Project facts

Project coordinator: CEA-Grenoble, Grenoble (FRANCE)
Project consortium: CEA-Grenoble, Grenoble (FRANCE); University of Oslo, Oslo (NORWAY); University of Pisa, Pisa (ITALY); Poznan University of Life Science, Poznan (POLAND)
Funding bodies: JPI CH
Subject areas: Archaeology, Collections, Conservation, History, Materials, Methods - Procedures, Monitoring, Museums, Objects, Preventive conservation, Restoration, Tangible Heritage, Technologies - Scientific processes

Presentation

Although much work has been done on conservation treatments of archaeological collections, there are few studies available in two critical situations involving the pre and post-treatment phases:

Archaeological organic artefacts are generally found in a waterlogged state which must be maintained until treatment as they cannot support air drying. One of the topics of this project deals with developing strategies that permit the storage of organic archaeological finds for a long duration (several months) in a waterlogged state, i.e under pre-treatment conditions, without compromising the scientific evidence they contain. Several methods of controlling storage conditions will be tested on real archaeological wooden and leather samples. Specific monitoring protocols for these wet artefacts will be adapted. The experimentations will be carried out by samples analysis of the organic materials before and after their storage period. Experiments are foreseen in a true archaeological excavation context (Biskupin site in Poland).

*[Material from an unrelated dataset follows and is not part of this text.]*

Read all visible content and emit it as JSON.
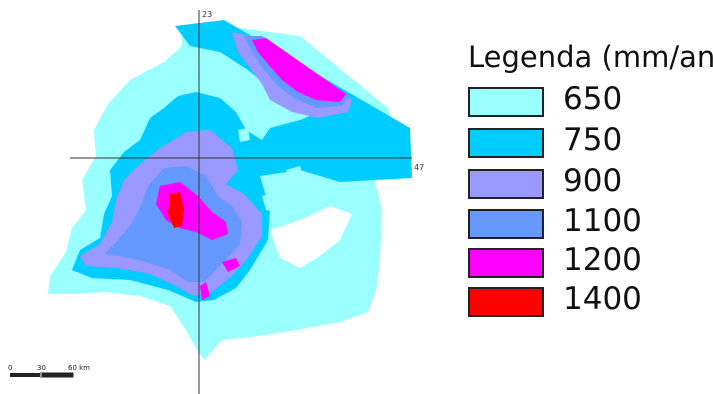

The second topic aims at setting up efficient and practical methods to assess the degradation over time of archaeological organic artefacts, i.e to assess their post-treatment conditions. Knowledge of the impact of environmental conditions and of conservation treatments will allow earlier identification of potential degradation, which in turn offers better protection of the objects and more cost-effective mitigation measures. The main objective is to establish an assessment protocol on treated and untreated archaeological materials, artificially or natural aged. These practical assessments methods, well suited for museums/storage facilities, will be validated by advanced analytical techniques to observe the reality of the degradation.

Impacts & Results

The project further intends to reinforce interdisciplinary approaches among archaeologists, conservators, and conservation scientists in order to improve the sustainability of protection practices. The expected results will involved field practices both for the stabilization of waterlogged artifacts for excavation/archaeometry situations and for degradation assessments in museums/storage facilities.